The present results would be helpful to elucidate the osmoregulation mechanism of aquatic animals adapting to saline-alkali challenge. This study provides a global overview of gene expression patterns and pathways that related to osmoregulation in hybrid tilapia, and could contribute to a better understanding of the molecular regulation mechanism in different osmotic stresses.
渗透胁迫是水生动物中普遍存在的现象。水生物种在自然条件下应对盐度胁迫和碱性胁迫的能力非常重要。罗非鱼是一种重要的商业广盐性鱼类。此外,罗非鱼还是渗透压调节研究的良好实验材料,但罗非鱼不同渗透压的分子调节机制仍未得到探索。

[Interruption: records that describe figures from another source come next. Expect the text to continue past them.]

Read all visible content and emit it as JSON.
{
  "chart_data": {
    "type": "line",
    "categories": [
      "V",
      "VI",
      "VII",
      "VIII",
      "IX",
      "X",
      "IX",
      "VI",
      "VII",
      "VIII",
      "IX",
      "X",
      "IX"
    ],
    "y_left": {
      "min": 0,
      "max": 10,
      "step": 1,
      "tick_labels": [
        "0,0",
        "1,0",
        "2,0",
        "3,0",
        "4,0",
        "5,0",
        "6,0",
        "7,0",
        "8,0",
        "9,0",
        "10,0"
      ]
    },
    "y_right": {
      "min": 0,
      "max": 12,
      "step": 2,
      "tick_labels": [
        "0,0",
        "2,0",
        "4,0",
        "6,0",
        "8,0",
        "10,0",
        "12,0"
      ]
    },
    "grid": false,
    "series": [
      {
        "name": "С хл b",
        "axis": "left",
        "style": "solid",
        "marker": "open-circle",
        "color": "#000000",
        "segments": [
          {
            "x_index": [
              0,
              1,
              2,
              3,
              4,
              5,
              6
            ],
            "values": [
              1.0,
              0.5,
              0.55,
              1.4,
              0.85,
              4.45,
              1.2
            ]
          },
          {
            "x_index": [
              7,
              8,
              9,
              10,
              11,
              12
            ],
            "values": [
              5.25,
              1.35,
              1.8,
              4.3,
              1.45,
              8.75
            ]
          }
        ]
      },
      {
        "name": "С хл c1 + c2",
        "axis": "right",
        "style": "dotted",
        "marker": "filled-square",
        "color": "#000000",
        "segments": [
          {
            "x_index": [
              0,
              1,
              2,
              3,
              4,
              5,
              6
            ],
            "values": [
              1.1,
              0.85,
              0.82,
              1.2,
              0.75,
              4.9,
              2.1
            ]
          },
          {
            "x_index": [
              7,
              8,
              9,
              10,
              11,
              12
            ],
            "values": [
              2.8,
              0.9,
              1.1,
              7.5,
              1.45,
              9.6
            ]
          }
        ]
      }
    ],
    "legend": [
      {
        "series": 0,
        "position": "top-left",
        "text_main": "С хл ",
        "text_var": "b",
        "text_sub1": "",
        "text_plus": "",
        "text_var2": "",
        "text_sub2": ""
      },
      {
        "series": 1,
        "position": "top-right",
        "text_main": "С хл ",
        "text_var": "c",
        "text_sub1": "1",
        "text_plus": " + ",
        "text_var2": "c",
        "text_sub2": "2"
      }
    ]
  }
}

为了阐明罗非鱼高盐度、高碱性和盐碱性胁迫下的渗透压调节策略,我们使用高通量测序平台 Illumina/HiSeq-2000 对盐度胁迫(S:25‰)、碱性胁迫(A:4‰)和盐碱性胁迫(SA:S:15‰,A:4‰)下杂交罗非鱼(奥利亚罗非鱼♀×尼罗罗非鱼♂)鳃组织的转录组进行了测序,并鉴定了差异表达基因(DEGs)。与对照组相比,盐胁迫、碱胁迫和盐碱性胁迫组分别有 1958、1472 和 1315 个上调基因和 1824、1940 和 1735 个下调基因(P 值<0.05)。此外,我们对显著差异表达基因进行了京都基因与基因组百科全书(Kyoto Encyclopedia of Genes and Genomes,KEGG)通路分析。在所有显著差异表达基因中,一些参与渗透压调节的典型基因,包括碳酸酐酶(CA)、钙/钙调蛋白依赖性蛋白激酶 II(CAMK2)、水通道蛋白 1(AQP1)、碳酸氢盐共转运蛋白(SLC4A4/NBC1)、氯离子通道 2(CLCN2)、钠/钾/氯转运蛋白(SLC12A2/NKCC1)和其他渗透压调节基因也被鉴定出来。用实时荧光定量 PCR(qPCR)验证 RNA-seq 结果,随机选择的 17 个基因在 RNA-seq 和 qPCR 分析中表现出一致的方向,表明 RNA-seq 结果是可靠的。
本研究结果有助于阐明水生动物适应盐碱性胁迫的渗透压调节机制。本研究提供了杂交罗非鱼渗透压调节相关基因表达模式和通路的全局概述,有助于更好地理解不同渗透压胁迫下的分子调节机制。